You may remember a little while ago we reviewed a wonderful book called ‘A Day at the Farm‘ by Lesley Berrington (read the full review here) today we’ve been reading A Day at the Park, part of the same series of inclusive books ‘Hattie and Friends’ which promote a positive image of disabilities for young children.
The series ‘Hattie and Friends’ is written by Lesley Berrington, a former nursery owner who, after a course on Disability Discrimination, noticed that very few children’s books have a character with a disability as part of the story. She therefore decided to solve this problem by writing a series of books to meet the demand for inclusive children’s books.
A Day at the Park is a lovely, relatable story about Hattie and her friend Toby’s trip to a country park with their mums. Readers are taken through the children’s day of train rides, duck feeding, animal spotting and ice cream eating. What makes this book different is that one of the main characters, Toby, has a cochlear implant. The story doesn’t focus on, or even mention Toby’s cochlear implant or that he is deaf, we are just shown that he has one through the illustrations. And this is what makes this book particularly special.
What did we like about it?
- Engaging Story – First and foremost this book is a really lovely, engaging and fun story for young children to either read themselves of have read to them. We particularly loved how relatable the story is, that is to say, children will probably have been to a park themselves and will be able to relate the the experience. In my opinion, when a book is about something that children have also experienced , they feel more connected to it. It can also help to promote speech and language skills as children may be more encouraged to talk about their own experiences after they have read the book.
- Promotes Inclusion – We’ve become huge fans of Lesley’s books as they are fantastic for promoting inclusion. Unlike other books, ‘Hattie and Friends’ don’t focus on the child’s disabilities, in fact there is absolutely no mention of their disabilities in the book at all. This is done completely on purpose in order to show that disabled people should be fully included in society and we should not be focusing on peoples differences. By including children with disabilities in the story Lesley is also normalising disabilities and helping children to see that some people have cochlear implants (like in this book) and some people might have leg braces (like in A Day at the Farm) and that we value these characters equally, as we should.
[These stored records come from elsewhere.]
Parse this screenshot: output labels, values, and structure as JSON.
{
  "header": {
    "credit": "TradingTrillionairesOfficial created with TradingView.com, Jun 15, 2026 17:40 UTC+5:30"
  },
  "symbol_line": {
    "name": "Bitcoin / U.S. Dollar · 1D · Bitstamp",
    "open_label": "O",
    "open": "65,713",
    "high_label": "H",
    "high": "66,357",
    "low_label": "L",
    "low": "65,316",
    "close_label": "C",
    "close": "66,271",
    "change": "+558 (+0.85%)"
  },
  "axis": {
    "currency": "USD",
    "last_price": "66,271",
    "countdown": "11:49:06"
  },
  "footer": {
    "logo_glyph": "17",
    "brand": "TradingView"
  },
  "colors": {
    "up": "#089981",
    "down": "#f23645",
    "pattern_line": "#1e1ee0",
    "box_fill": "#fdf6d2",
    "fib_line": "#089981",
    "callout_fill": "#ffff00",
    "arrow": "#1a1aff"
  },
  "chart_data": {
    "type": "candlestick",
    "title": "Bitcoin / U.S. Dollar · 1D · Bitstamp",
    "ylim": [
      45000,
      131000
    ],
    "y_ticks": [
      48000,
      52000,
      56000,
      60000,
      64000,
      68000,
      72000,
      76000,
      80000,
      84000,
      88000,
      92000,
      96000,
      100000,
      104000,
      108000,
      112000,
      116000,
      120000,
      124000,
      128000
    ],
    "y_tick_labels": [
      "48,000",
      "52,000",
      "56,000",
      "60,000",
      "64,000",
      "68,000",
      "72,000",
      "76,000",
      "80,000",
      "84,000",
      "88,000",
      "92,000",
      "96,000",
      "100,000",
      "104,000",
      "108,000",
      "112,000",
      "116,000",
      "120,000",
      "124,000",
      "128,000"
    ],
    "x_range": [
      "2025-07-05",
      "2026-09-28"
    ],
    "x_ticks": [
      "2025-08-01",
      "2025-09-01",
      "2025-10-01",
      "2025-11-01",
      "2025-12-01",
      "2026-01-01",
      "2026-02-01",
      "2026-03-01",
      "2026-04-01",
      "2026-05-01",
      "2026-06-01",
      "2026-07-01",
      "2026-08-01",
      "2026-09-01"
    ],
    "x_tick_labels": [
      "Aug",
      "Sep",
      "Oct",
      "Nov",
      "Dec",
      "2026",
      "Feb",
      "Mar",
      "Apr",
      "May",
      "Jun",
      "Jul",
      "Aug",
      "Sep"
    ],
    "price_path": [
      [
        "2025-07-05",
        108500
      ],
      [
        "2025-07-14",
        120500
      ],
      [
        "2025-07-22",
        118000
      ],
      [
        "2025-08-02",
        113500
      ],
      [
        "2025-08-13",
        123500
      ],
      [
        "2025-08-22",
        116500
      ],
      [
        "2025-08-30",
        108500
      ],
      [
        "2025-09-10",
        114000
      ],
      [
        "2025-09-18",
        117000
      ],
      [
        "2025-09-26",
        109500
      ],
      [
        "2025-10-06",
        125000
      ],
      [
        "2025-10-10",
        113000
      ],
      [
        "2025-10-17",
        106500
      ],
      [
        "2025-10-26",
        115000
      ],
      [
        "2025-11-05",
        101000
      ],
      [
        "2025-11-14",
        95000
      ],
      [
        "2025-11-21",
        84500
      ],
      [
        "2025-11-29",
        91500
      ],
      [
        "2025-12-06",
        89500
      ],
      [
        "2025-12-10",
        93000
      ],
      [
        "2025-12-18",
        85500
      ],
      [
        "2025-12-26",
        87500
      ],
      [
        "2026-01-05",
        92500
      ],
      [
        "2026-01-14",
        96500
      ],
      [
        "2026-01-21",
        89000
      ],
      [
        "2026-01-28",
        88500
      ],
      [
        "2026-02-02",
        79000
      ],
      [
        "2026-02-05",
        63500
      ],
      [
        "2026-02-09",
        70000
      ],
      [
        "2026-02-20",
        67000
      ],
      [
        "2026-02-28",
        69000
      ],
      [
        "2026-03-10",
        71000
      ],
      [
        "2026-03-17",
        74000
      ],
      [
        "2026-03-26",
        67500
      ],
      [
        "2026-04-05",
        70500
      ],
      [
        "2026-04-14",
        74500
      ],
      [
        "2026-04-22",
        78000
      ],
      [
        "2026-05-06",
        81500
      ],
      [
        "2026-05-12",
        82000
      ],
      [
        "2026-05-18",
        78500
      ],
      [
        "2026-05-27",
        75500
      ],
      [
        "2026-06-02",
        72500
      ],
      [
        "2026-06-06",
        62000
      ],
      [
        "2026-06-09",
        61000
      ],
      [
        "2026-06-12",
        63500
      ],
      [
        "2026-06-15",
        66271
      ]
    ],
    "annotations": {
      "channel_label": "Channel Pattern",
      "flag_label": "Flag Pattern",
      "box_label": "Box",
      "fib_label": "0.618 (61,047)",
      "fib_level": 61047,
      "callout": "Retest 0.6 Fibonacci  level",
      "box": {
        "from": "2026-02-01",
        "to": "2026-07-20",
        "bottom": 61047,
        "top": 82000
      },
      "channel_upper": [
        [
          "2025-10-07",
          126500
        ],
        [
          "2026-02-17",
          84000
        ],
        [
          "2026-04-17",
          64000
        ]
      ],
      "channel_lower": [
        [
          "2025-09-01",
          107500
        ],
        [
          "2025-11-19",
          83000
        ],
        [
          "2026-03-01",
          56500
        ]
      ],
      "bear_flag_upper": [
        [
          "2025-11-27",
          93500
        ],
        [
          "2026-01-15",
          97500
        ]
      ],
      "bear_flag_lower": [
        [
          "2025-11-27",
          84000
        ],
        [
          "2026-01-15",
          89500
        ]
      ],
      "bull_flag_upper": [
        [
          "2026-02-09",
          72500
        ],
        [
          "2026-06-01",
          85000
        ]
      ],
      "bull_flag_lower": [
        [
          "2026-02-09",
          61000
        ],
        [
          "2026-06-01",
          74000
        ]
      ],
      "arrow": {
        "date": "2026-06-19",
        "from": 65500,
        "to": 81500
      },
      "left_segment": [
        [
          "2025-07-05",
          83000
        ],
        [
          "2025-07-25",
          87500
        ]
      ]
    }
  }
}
- Provides Opportunities to Teach Children about Disabilities – Some children when reading the books may not even notice the character’s disability, which is wonderful because it shows that they are fully accepting of disabilities. But if they do notice it and ask questions, this is also brilliant as it provides a fantastic opportunity to teach children about disabilities and about equality and inclusion. A Day at the Park would be an excellent book for peers of a child with a cochlear implant, helping to normalise it and also to provide an opportunity to learn and understand their friend’s needs.
- Empowers Children – For children who may be deaf or have some degree of hearing loss, maybe they have a hearing aid or a cochlear implant, this book would be brilliant. It’s really important for children to be able to feel included in books, whether it be their disability, skin colour, family life etc. If a child who has a cochlear implant for example, never sees a picture of another child with a cochlear implant in a book, they are being given the message that they are not fully included in society. Which is quite frankly, heart breaking. I think it would be incredibly empowering for a child with a cochlear implant to read this book and to ‘see them self ‘ fully included and accepted.
- Provides Positive Image of Disability – Lesley’s books are amazing for promoting a positive image of disability and A Day at the Park, is no different. By including illustrations of one of the characters with a cochlear implant, this book shows that children who are deaf or have some degree of hearing loss, are more than capable of playing, having fun and enjoying the same activities as their friends.
*Please note we received a sample copy of the book for the purposes of this review and this is sponsored. All thoughts and words are our own.